Getting to know the Dark Angels Tarot

I’ve been reading the tarot on and off for a few years, more “off” than “on” until fairly recently. When I was in my early twenties, the second or third deck I bought was Lo Scarabeo’s Dark Angels Tarot. From the images I saw online it seemed like a beautiful deck, just the thing to add to my “light” collection. But the deck’s “in hand” experience left something to be desired, and I only used it a handful of times before I gave up the practice for the better part of five years.

Around the start of this year, I dug out my old tarot cards again. I’ve mostly been working with the Universal Waite, inconstantly picking at the Dark Angels deck with scepticism. Sometimes readings will “sing” to you, but either the Dark Angels deck wasn’t singing or I was tone deaf to its melody. Then I ran across this spread from Little Red Tarot that specifically mentioned decks that had been neglected and I thought, Eh, why not? My readings couldn’t actually suck any more with the Dark Angels than they have in the past.

What a surprise it turned out to be!


1. Tell me about yourself – what is your most important characteristic?

Seven of Swords

My first impression was that this deck isn’t messing around. The LWB describes the Seven of Swords as, “The angel has prepared her plan, she believes she is ready for anything.” The card shows an angel surrounded by swords and wielding one, looking supremely confident about it. This deck doesn’t take prisoners.
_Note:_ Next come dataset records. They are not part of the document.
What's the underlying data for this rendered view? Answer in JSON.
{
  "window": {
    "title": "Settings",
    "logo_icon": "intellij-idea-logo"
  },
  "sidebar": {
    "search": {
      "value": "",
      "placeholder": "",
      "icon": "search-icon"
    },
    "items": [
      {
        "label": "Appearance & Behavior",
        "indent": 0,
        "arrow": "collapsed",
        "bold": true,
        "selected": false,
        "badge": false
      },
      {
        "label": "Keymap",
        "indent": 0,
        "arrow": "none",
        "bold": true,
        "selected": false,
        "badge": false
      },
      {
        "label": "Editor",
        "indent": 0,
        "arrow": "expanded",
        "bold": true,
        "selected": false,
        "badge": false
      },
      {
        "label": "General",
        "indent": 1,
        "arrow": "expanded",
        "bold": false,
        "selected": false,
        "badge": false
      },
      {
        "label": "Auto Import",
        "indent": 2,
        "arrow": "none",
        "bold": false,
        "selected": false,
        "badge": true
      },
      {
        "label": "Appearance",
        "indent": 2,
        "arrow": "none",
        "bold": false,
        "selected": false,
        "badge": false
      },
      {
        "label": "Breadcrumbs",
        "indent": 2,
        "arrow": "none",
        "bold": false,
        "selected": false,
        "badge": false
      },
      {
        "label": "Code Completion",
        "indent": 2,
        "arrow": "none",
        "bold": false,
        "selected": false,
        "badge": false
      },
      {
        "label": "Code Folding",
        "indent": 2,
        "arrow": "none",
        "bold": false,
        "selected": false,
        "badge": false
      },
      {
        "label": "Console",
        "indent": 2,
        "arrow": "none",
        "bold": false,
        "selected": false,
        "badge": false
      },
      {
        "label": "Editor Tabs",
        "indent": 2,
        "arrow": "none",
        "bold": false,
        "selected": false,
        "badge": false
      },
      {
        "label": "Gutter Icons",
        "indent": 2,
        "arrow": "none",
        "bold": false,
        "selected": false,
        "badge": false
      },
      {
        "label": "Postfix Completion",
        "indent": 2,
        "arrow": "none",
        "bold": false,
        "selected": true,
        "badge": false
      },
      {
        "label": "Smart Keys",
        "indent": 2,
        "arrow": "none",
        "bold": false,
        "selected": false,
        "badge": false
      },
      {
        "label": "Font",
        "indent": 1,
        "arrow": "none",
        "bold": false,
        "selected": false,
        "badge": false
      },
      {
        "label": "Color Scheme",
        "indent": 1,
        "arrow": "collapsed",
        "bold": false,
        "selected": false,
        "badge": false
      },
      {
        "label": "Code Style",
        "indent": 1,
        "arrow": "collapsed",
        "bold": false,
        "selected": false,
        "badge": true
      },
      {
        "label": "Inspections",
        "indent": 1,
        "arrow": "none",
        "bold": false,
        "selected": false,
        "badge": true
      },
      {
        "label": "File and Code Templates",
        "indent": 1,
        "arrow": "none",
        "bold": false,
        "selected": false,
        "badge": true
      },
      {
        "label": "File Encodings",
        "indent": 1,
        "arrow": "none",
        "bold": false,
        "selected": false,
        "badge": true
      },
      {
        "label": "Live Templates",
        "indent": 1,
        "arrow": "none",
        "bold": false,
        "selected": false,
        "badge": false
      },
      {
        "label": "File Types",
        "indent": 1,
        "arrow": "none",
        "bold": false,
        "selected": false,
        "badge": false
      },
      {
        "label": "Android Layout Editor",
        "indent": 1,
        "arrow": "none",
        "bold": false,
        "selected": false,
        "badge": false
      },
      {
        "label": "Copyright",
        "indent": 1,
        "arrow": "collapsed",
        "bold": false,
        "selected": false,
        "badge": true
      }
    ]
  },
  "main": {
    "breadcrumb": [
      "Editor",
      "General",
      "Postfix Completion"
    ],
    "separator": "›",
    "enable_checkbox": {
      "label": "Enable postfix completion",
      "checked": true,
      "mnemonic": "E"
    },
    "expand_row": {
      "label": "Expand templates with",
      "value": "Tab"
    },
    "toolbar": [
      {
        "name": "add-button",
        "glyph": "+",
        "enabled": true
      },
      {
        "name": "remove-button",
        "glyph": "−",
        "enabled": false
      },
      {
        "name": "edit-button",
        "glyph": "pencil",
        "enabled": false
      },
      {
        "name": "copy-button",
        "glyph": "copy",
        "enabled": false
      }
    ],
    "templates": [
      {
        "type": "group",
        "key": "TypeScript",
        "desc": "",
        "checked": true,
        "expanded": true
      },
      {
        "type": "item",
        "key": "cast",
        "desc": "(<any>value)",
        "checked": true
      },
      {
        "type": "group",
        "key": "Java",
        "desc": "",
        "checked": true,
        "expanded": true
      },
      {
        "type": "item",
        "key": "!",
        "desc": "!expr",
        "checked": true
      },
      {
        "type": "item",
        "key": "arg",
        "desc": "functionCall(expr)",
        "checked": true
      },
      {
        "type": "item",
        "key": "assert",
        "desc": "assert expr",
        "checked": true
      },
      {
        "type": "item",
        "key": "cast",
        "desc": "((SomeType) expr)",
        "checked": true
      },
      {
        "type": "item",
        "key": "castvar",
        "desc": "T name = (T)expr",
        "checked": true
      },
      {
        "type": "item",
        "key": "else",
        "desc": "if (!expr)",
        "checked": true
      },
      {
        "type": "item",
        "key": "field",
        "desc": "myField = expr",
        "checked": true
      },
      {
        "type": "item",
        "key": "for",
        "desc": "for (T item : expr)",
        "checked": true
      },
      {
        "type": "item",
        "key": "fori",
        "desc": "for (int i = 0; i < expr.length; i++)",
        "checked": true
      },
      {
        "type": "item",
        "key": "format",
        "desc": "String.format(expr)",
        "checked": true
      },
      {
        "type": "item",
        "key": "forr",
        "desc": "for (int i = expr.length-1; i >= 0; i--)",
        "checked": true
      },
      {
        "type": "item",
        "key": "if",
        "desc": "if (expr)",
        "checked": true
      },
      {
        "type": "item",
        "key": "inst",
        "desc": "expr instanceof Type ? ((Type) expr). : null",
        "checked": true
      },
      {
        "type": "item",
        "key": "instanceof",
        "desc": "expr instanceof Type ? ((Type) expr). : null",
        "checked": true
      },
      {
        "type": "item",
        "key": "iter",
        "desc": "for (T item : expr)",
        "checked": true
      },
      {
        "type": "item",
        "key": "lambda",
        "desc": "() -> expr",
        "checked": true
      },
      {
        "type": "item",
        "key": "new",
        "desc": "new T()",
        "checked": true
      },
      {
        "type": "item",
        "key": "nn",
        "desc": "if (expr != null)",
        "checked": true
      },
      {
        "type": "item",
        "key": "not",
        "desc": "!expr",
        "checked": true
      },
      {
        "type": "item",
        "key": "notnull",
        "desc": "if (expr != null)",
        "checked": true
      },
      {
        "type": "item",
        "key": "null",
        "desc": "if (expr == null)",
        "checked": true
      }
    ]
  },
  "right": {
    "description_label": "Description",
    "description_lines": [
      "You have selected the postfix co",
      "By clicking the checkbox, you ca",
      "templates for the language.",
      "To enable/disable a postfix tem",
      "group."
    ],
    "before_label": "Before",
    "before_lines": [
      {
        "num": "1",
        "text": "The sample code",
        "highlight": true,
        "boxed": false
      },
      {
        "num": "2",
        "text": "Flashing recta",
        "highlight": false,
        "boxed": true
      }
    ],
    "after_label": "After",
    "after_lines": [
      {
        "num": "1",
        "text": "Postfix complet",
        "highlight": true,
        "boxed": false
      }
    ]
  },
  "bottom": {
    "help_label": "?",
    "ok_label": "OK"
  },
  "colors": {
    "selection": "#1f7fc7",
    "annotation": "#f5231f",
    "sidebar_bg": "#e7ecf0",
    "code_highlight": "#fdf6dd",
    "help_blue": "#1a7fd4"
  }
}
2. What are your strengths as a deck?

The Lovers

The Lovers in the Dark Angels features four people; I suppose you can make up your own mind about how they’re configured (it seems soap opera-ish to me, but I’m a prude, so). The deck is attuned to deciphering relationships and deals well with unusual situations. It’s also protective of those it deems worthy – who appears to be anyone who’s in for the ride.

3. What are your limits as a deck?

King of Swords

The LWB describes him rather ominously as, “The angel of authority will wield the sword of the law when necessary.” The Dark Angels tarot isn’t a merciful or forgiving deck – to soft soap you would be insulting, no?

4. What are you here to teach me?

Five of Swords

The Dark Angels Tarot is here to get. Stuff. Done. Creative energy comes to nothing unless a start is made, and the DAT means to make that start.

5. How can I best learn and collaborate with you?

Five of Swords

This read as a bit of challenge to me. The artwork shows an angel collecting swords, his efforts unobstructed though he is technically outnumbered. “Be in it to win it”, the deck seems to be saying. The best collaboration would be to take the same “no nonsense” attitude.

6. What is the potential outcome of our working relationship?

Knight of Wands

“The angel of action moves ever onward, never resting,” LWB advises. The Knight tramps around in a graveyard, his action unhindered even by death. A working relationship here would have the emphasis on “working”; together with the deck, I could create and effect movement.

The suits – wands and swords – combine to form a very active and proactive energy. Altogether it feels like a very “masculine”* deck and not one to fiddle around with when indecisive. I’ve since done another reading with the deck** that clicked for me. It’s like I’ve been plodding through a very thick book that makes much more sense now that I’ve bothered to read the blurb on the back!

I probably won’t use this deck very often – my “taste” for noir/Goth has worn off as I edge closer to thirty – but I’m happy that I’ve finally broken the ice with it all these years later.

*By which I mean traditionally masculine.
**Another one of Little Red Tarot’s.